The best parts of The Gifts of Imperfection, by Brené Brown:
“Compassion is not a relationship between the healer and the wounded. It’s a relationship between equals. Only when we know our own darkness well can we be present with the darkness of others.” – Pema Chödrön
One of the greatest (and least discussed) barriers to compassion practice is the fear of setting boundaries and holding people accountable… This research has taught me that if we really want to practice compassion, we have to start by setting boundaries and holding people accountable for their behavior.
If we don’t follow through with appropriate consequences, people learn to dismiss our requests — even if they sound like threats or ultimatums.
The key is to separate people from their behaviors — to address what they’re doing, not who they are… That’s where we get into trouble. When we talk ourselves into disliking someone so we’re more comfortable holding them accountable, we’re priming ourselves for the shame and blame game.

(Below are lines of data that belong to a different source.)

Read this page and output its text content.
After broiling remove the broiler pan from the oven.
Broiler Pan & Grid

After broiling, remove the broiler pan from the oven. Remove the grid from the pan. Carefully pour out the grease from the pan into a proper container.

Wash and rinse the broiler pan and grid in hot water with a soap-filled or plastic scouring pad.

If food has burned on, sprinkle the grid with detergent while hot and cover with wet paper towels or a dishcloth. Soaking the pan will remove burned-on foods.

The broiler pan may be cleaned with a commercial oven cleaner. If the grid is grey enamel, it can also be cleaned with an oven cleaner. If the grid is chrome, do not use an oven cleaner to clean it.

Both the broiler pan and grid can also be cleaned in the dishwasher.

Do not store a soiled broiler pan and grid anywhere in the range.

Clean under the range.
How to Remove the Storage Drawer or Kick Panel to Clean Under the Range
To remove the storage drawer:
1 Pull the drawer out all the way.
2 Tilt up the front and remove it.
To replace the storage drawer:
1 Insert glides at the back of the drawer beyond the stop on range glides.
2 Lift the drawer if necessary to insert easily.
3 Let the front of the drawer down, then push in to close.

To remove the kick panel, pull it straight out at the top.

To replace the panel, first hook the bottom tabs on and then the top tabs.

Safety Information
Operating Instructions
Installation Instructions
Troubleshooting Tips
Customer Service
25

When we attach judgment to receiving help, we knowingly or unknowingly attach judgment to giving help.
If we want to fully experience love and belonging, we must believe we are worthy of love and belonging.

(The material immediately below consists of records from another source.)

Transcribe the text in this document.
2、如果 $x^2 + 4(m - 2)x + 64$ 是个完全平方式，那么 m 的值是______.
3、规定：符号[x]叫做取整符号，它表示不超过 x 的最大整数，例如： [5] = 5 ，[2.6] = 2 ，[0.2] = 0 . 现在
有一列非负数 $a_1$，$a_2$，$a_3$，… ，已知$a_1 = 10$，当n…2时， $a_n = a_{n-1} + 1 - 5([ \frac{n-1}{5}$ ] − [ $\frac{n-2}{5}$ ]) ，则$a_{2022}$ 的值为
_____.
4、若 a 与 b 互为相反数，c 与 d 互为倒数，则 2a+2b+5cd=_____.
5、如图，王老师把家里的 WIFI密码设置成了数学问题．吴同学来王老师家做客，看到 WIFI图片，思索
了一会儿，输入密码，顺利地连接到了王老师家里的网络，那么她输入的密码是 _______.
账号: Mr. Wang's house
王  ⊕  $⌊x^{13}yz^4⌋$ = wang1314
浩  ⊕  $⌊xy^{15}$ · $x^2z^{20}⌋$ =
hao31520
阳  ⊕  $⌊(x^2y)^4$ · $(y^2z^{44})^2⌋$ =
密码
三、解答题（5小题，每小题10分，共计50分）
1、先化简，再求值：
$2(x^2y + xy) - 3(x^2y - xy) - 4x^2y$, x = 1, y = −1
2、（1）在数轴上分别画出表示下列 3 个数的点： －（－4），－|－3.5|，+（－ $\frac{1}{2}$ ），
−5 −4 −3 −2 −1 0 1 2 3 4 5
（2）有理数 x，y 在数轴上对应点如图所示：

Belonging is the innate human desire to be part of something larger than us. Because this yearning is so primal, we often try to acquire it by fitting in and by seeking approval, which are not only hollow substitutes for belonging, but often barriers to it.
Guilt = I did something bad.
Shame = I am bad.
Life paralysis refers to all of the opportunities we miss because we’re too afraid to put anything out in the world that could be imperfect.
Perfectionism is addictive because when we invariably do experience shame, judgment, and blame, we often believe it’s because we weren’t perfect enough.
Martin Luther King Jr. described power as the ability to affect change.
The Greek word for joy is chairo… “the good mood of the soul.”
The more entrenched and reactive we are about an issue, the more we need to investigate our responses.